Doreen Ingrams, een Britse historica, voegde aan de hoofdtitel van haar boek Palestine Papers, een ondertitel toe: Seeds of Conflict. En vandaag de dag, ruim honderd jaar na het besluit op het Wereld Zionisten Congres (1903) Palestina als bestemming voor hun project te kiezen, zorgt het zaad van dat besluit nog steeds voor moord en doodslag. Argumenten ter zake aangevoerd door woordvoerders van de twee hoofdpartijen, de Israëliërs en de Palestijnen, en door hun respectievelijke apologeten, hebben het effect gekregen van een dolgedraaide grammofoonplaat. Zozeer is een welles-nietes situatie ontstaan rond dit conflict dat de gemiddelde vrouw of man er nauwelijks nog aandacht voor op kan brengen: boter aan de galg; vechten tegen de bierkaai, zijn de uitdrukkingen waarmee men er afstand van neemt. Maar politici kunnen zich niet met een jantje van leiden van dit conflict afmaken, vandaar dat het met de regelmaat van een klok telkens weer opduikt. Het zou de landen die destijds vóór 181-II hebben gestemd sieren, als ze het fatsoen en de verantwoordelijkheid konden opbrengen zich sterk te maken voor de legitieme aanspraken van béide direct betrokken partijen. Met woord en met daad, dus niet alleen Israël ter wille zijn, maar ook Palestina. Daartoe heeft het Westen, dat VN-AV-resolutie 181-II erdoor sleepte, tot twee maal toe een gouden kans laten lopen; in 1967 en in 1988.
Toen Israël in 1967, tijdens de Zesdaagse Oorlog, ook het gebied bezette dat VN-AV-resolutie 181-II tot Arabische Staat had aanbevolen, had het de ’acceptatie’ van die resolutie (in 1947, bij monde van Ben-Gurion c.s.) kunnen omzetten in een acceptatie. In 1947 was dit ’akkoord’ gaan met deze VN-aanbeveling tot de verdeling van Palestina door Ben-Gurion c.s., een tactische manoeuvre geweest, vandaar de leestekens bij ’acceptatie’ en ’akkoord’. Alleen naïeve Israël-aanhangers menen de Palestijnen plus aanhang op dit punt een hak te kunnen zetten, maar wie z’n ogen open houdt, weet wel beter. [ NB. Aan deze oorlog ging een voorbereiding van zestien jaar vooraf; verovering van Yesha, koosnaam voor Judea en Samaria, was het doel. Daarvoor had Ben-Gurion al sinds 1937 een blauwdruk in zijn hoofd.]
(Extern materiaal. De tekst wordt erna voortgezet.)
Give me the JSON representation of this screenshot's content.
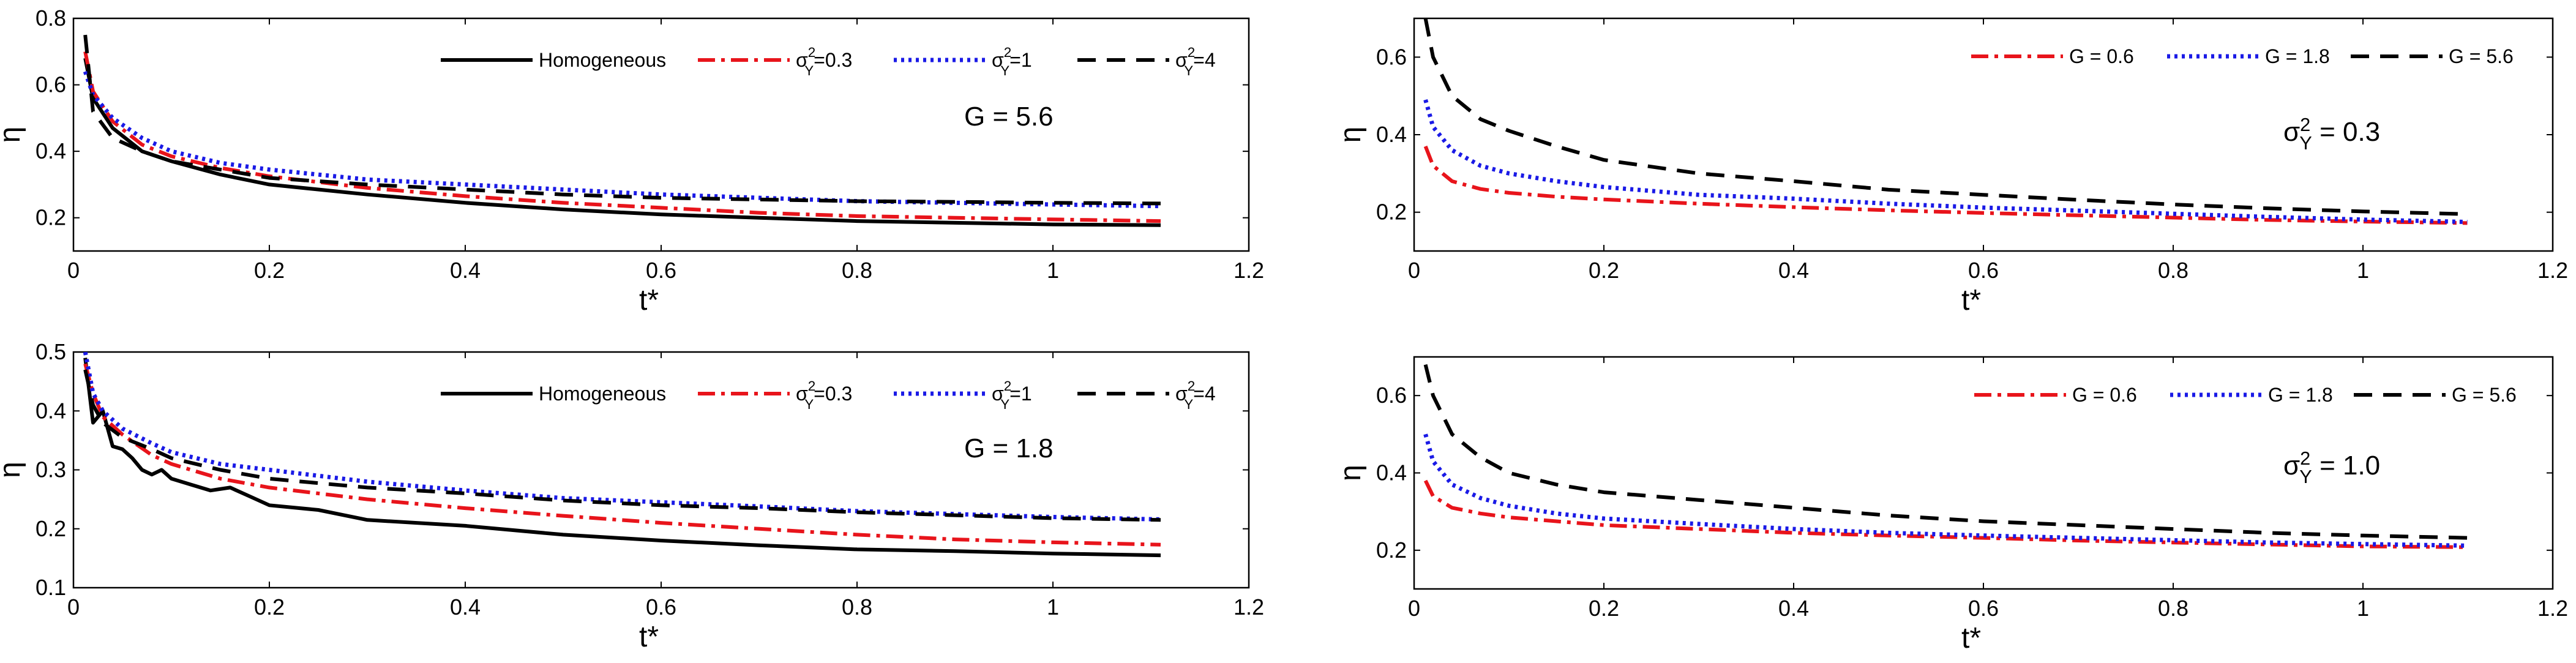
{
  "colors": {
    "homogeneous": "#000000",
    "sigma_0_3": "#e8141b",
    "sigma_1": "#1a1ae6",
    "sigma_4": "#000000",
    "G_0_6": "#e8141b",
    "G_1_8": "#1a1ae6",
    "G_5_6": "#000000"
  },
  "chart_data": [
    {
      "id": "top-left",
      "type": "line",
      "xlabel": "t*",
      "ylabel": "η",
      "xlim": [
        0,
        1.2
      ],
      "ylim": [
        0.1,
        0.8
      ],
      "xticks": [
        "0",
        "0.2",
        "0.4",
        "0.6",
        "0.8",
        "1",
        "1.2"
      ],
      "yticks": [
        "0.2",
        "0.4",
        "0.6",
        "0.8"
      ],
      "annotation": {
        "base": "G = 5.6",
        "sup": "",
        "sub": ""
      },
      "legend_position": "top-right",
      "series": [
        {
          "name": "Homogeneous",
          "base": "Homogeneous",
          "sup": "",
          "sub": "",
          "tail": "",
          "color_key": "homogeneous",
          "dash": "solid",
          "x": [
            0.012,
            0.02,
            0.04,
            0.07,
            0.1,
            0.15,
            0.2,
            0.3,
            0.4,
            0.5,
            0.6,
            0.7,
            0.8,
            0.9,
            1.0,
            1.11
          ],
          "y": [
            0.68,
            0.56,
            0.47,
            0.4,
            0.37,
            0.33,
            0.3,
            0.27,
            0.245,
            0.225,
            0.21,
            0.2,
            0.19,
            0.185,
            0.18,
            0.178
          ]
        },
        {
          "name": "σY2=0.3",
          "base": "σ",
          "sup": "2",
          "sub": "Y",
          "tail": "=0.3",
          "color_key": "sigma_0_3",
          "dash": "dashdot",
          "x": [
            0.012,
            0.02,
            0.04,
            0.07,
            0.1,
            0.15,
            0.2,
            0.3,
            0.4,
            0.5,
            0.6,
            0.7,
            0.8,
            0.9,
            1.0,
            1.11
          ],
          "y": [
            0.7,
            0.58,
            0.49,
            0.42,
            0.385,
            0.35,
            0.325,
            0.29,
            0.265,
            0.245,
            0.23,
            0.215,
            0.205,
            0.2,
            0.195,
            0.19
          ]
        },
        {
          "name": "σY2=1",
          "base": "σ",
          "sup": "2",
          "sub": "Y",
          "tail": "=1",
          "color_key": "sigma_1",
          "dash": "dotted",
          "x": [
            0.012,
            0.02,
            0.04,
            0.07,
            0.1,
            0.15,
            0.2,
            0.3,
            0.4,
            0.5,
            0.6,
            0.7,
            0.8,
            0.9,
            1.0,
            1.11
          ],
          "y": [
            0.64,
            0.57,
            0.5,
            0.44,
            0.4,
            0.365,
            0.345,
            0.315,
            0.3,
            0.285,
            0.27,
            0.26,
            0.25,
            0.245,
            0.24,
            0.235
          ]
        },
        {
          "name": "σY2=4",
          "base": "σ",
          "sup": "2",
          "sub": "Y",
          "tail": "=4",
          "color_key": "sigma_4",
          "dash": "dashed",
          "x": [
            0.012,
            0.02,
            0.04,
            0.07,
            0.1,
            0.15,
            0.2,
            0.3,
            0.4,
            0.5,
            0.6,
            0.7,
            0.8,
            0.9,
            1.0,
            1.11
          ],
          "y": [
            0.75,
            0.52,
            0.44,
            0.4,
            0.37,
            0.345,
            0.32,
            0.3,
            0.285,
            0.27,
            0.26,
            0.255,
            0.25,
            0.248,
            0.245,
            0.243
          ]
        }
      ]
    },
    {
      "id": "bottom-left",
      "type": "line",
      "xlabel": "t*",
      "ylabel": "η",
      "xlim": [
        0,
        1.2
      ],
      "ylim": [
        0.1,
        0.5
      ],
      "xticks": [
        "0",
        "0.2",
        "0.4",
        "0.6",
        "0.8",
        "1",
        "1.2"
      ],
      "yticks": [
        "0.1",
        "0.2",
        "0.3",
        "0.4",
        "0.5"
      ],
      "annotation": {
        "base": "G = 1.8",
        "sup": "",
        "sub": ""
      },
      "legend_position": "top-right",
      "series": [
        {
          "name": "Homogeneous",
          "base": "Homogeneous",
          "sup": "",
          "sub": "",
          "tail": "",
          "color_key": "homogeneous",
          "dash": "solid",
          "x": [
            0.012,
            0.02,
            0.03,
            0.04,
            0.05,
            0.06,
            0.07,
            0.08,
            0.09,
            0.1,
            0.12,
            0.14,
            0.16,
            0.18,
            0.2,
            0.25,
            0.3,
            0.4,
            0.5,
            0.6,
            0.7,
            0.8,
            0.9,
            1.0,
            1.11
          ],
          "y": [
            0.49,
            0.38,
            0.4,
            0.34,
            0.335,
            0.32,
            0.3,
            0.292,
            0.3,
            0.285,
            0.275,
            0.265,
            0.27,
            0.255,
            0.24,
            0.232,
            0.215,
            0.205,
            0.19,
            0.18,
            0.172,
            0.165,
            0.162,
            0.158,
            0.155
          ]
        },
        {
          "name": "σY2=0.3",
          "base": "σ",
          "sup": "2",
          "sub": "Y",
          "tail": "=0.3",
          "color_key": "sigma_0_3",
          "dash": "dashdot",
          "x": [
            0.012,
            0.02,
            0.03,
            0.05,
            0.08,
            0.1,
            0.15,
            0.2,
            0.3,
            0.4,
            0.5,
            0.6,
            0.7,
            0.8,
            0.9,
            1.0,
            1.11
          ],
          "y": [
            0.48,
            0.43,
            0.39,
            0.36,
            0.325,
            0.31,
            0.285,
            0.27,
            0.25,
            0.235,
            0.222,
            0.21,
            0.2,
            0.19,
            0.182,
            0.177,
            0.173
          ]
        },
        {
          "name": "σY2=1",
          "base": "σ",
          "sup": "2",
          "sub": "Y",
          "tail": "=1",
          "color_key": "sigma_1",
          "dash": "dotted",
          "x": [
            0.012,
            0.02,
            0.03,
            0.05,
            0.08,
            0.1,
            0.15,
            0.2,
            0.3,
            0.4,
            0.5,
            0.6,
            0.7,
            0.8,
            0.9,
            1.0,
            1.11
          ],
          "y": [
            0.5,
            0.43,
            0.4,
            0.37,
            0.345,
            0.33,
            0.31,
            0.3,
            0.28,
            0.265,
            0.252,
            0.245,
            0.238,
            0.23,
            0.225,
            0.22,
            0.216
          ]
        },
        {
          "name": "σY2=4",
          "base": "σ",
          "sup": "2",
          "sub": "Y",
          "tail": "=4",
          "color_key": "sigma_4",
          "dash": "dashed",
          "x": [
            0.012,
            0.02,
            0.03,
            0.05,
            0.08,
            0.1,
            0.15,
            0.2,
            0.3,
            0.4,
            0.5,
            0.6,
            0.7,
            0.8,
            0.9,
            1.0,
            1.11
          ],
          "y": [
            0.47,
            0.41,
            0.38,
            0.355,
            0.335,
            0.32,
            0.3,
            0.285,
            0.27,
            0.26,
            0.248,
            0.24,
            0.235,
            0.228,
            0.223,
            0.218,
            0.215
          ]
        }
      ]
    },
    {
      "id": "top-right",
      "type": "line",
      "xlabel": "t*",
      "ylabel": "η",
      "xlim": [
        0,
        1.2
      ],
      "ylim": [
        0.1,
        0.7
      ],
      "xticks": [
        "0",
        "0.2",
        "0.4",
        "0.6",
        "0.8",
        "1",
        "1.2"
      ],
      "yticks": [
        "0.2",
        "0.4",
        "0.6"
      ],
      "annotation": {
        "base": "σ",
        "sup": "2",
        "sub": "Y",
        "tail": " = 0.3"
      },
      "legend_position": "top-right",
      "series": [
        {
          "name": "G = 0.6",
          "base": "G = 0.6",
          "sup": "",
          "sub": "",
          "tail": "",
          "color_key": "G_0_6",
          "dash": "dashdot",
          "x": [
            0.012,
            0.02,
            0.04,
            0.07,
            0.1,
            0.15,
            0.2,
            0.3,
            0.4,
            0.5,
            0.6,
            0.7,
            0.8,
            0.9,
            1.0,
            1.11
          ],
          "y": [
            0.37,
            0.32,
            0.28,
            0.26,
            0.25,
            0.24,
            0.233,
            0.222,
            0.213,
            0.205,
            0.198,
            0.192,
            0.186,
            0.18,
            0.176,
            0.172
          ]
        },
        {
          "name": "G = 1.8",
          "base": "G = 1.8",
          "sup": "",
          "sub": "",
          "tail": "",
          "color_key": "G_1_8",
          "dash": "dotted",
          "x": [
            0.012,
            0.02,
            0.04,
            0.07,
            0.1,
            0.15,
            0.2,
            0.3,
            0.4,
            0.5,
            0.6,
            0.7,
            0.8,
            0.9,
            1.0,
            1.11
          ],
          "y": [
            0.49,
            0.42,
            0.36,
            0.32,
            0.3,
            0.28,
            0.265,
            0.245,
            0.235,
            0.222,
            0.212,
            0.204,
            0.196,
            0.188,
            0.181,
            0.175
          ]
        },
        {
          "name": "G = 5.6",
          "base": "G = 5.6",
          "sup": "",
          "sub": "",
          "tail": "",
          "color_key": "G_5_6",
          "dash": "dashed",
          "x": [
            0.012,
            0.02,
            0.04,
            0.07,
            0.1,
            0.15,
            0.2,
            0.3,
            0.4,
            0.5,
            0.6,
            0.7,
            0.8,
            0.9,
            1.0,
            1.11
          ],
          "y": [
            0.7,
            0.6,
            0.5,
            0.44,
            0.41,
            0.37,
            0.335,
            0.3,
            0.28,
            0.258,
            0.245,
            0.232,
            0.22,
            0.21,
            0.202,
            0.195
          ]
        }
      ]
    },
    {
      "id": "bottom-right",
      "type": "line",
      "xlabel": "t*",
      "ylabel": "η",
      "xlim": [
        0,
        1.2
      ],
      "ylim": [
        0.1,
        0.7
      ],
      "xticks": [
        "0",
        "0.2",
        "0.4",
        "0.6",
        "0.8",
        "1",
        "1.2"
      ],
      "yticks": [
        "0.2",
        "0.4",
        "0.6"
      ],
      "annotation": {
        "base": "σ",
        "sup": "2",
        "sub": "Y",
        "tail": " = 1.0"
      },
      "legend_position": "top-right",
      "series": [
        {
          "name": "G = 0.6",
          "base": "G = 0.6",
          "sup": "",
          "sub": "",
          "tail": "",
          "color_key": "G_0_6",
          "dash": "dashdot",
          "x": [
            0.012,
            0.02,
            0.04,
            0.07,
            0.1,
            0.15,
            0.2,
            0.3,
            0.4,
            0.5,
            0.6,
            0.7,
            0.8,
            0.9,
            1.0,
            1.11
          ],
          "y": [
            0.38,
            0.34,
            0.31,
            0.295,
            0.285,
            0.275,
            0.265,
            0.255,
            0.245,
            0.238,
            0.232,
            0.225,
            0.22,
            0.215,
            0.21,
            0.208
          ]
        },
        {
          "name": "G = 1.8",
          "base": "G = 1.8",
          "sup": "",
          "sub": "",
          "tail": "",
          "color_key": "G_1_8",
          "dash": "dotted",
          "x": [
            0.012,
            0.02,
            0.04,
            0.07,
            0.1,
            0.15,
            0.2,
            0.3,
            0.4,
            0.5,
            0.6,
            0.7,
            0.8,
            0.9,
            1.0,
            1.11
          ],
          "y": [
            0.5,
            0.43,
            0.37,
            0.335,
            0.315,
            0.295,
            0.282,
            0.268,
            0.255,
            0.245,
            0.238,
            0.232,
            0.226,
            0.22,
            0.216,
            0.212
          ]
        },
        {
          "name": "G = 5.6",
          "base": "G = 5.6",
          "sup": "",
          "sub": "",
          "tail": "",
          "color_key": "G_5_6",
          "dash": "dashed",
          "x": [
            0.012,
            0.02,
            0.04,
            0.07,
            0.1,
            0.15,
            0.2,
            0.3,
            0.4,
            0.5,
            0.6,
            0.7,
            0.8,
            0.9,
            1.0,
            1.11
          ],
          "y": [
            0.68,
            0.6,
            0.5,
            0.44,
            0.4,
            0.37,
            0.35,
            0.33,
            0.31,
            0.29,
            0.275,
            0.265,
            0.255,
            0.245,
            0.238,
            0.232
          ]
        }
      ]
    }
  ]
}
Enkele Knesset-leden (onder hen Uri Avnery) stelden voor, de Westelijke Jordaanoever en de Gaza-strook aan de Palestijnen te laten, waarmee het VN-Twee-Staten-model eindelijk gerealiseerd zou worden. Ben-Gurion c.s. wilde er niets van weten. Dat die Knesset-leden nog afgepoeierd konden worden is één ding, maar dat de internationale gemeenschap zich door Israël liet (en laat) ringeloren, is te gek voor woorden. De VN-Veiligheidsraad kwam weliswaar met resolutie 242 op de proppen, maar zó simpel liet Israël zich niet afschepen. Eindeloze discussies volgden, o.a. over het ontbrekende lidwoordje ’de’ voor bezette gebieden. Immers 242 roept op tot: terugtrekking van Israëlische strijdkrachten uit gebieden, bezet tijdens het jongste conflict. Hoewel de géést van 242 geen greintje twijfel laat bestaan, over een totále Israëlische terugtrekking, is de discussie tot een klucht verworden waarbij de gewiekste Israëlische juristen er zelfs geen gat in zien, de term ’betwiste gebieden’ te introduceren. Het laffe Westen laat het zich aanleunen, en intussen wordt in de bezette gebieden de ene joodse nederzetting na de andere gebouwd. Dit laatste is flagrant in strijd met artikel 49 van de Vierde Geneefse Conventie, maar... Inderdaad, het Westen palavert alleen maar.
Op 15 November 1988, in Algiers, riep de PLO de staat Palestina uit, waarbij het door Israël bezette Palestijnse gebied als grondgebied voor die staat werd bepaald, met Oost-Jeruzalem als hoofdstad. Omdat het VN-verdelingsplan (181-II) als legitiem uitgangspunt werd gekozen, kon dit als een impliciete erkenning van de Joodse Staat -- naast een Arabische Staat -- opgevat worden.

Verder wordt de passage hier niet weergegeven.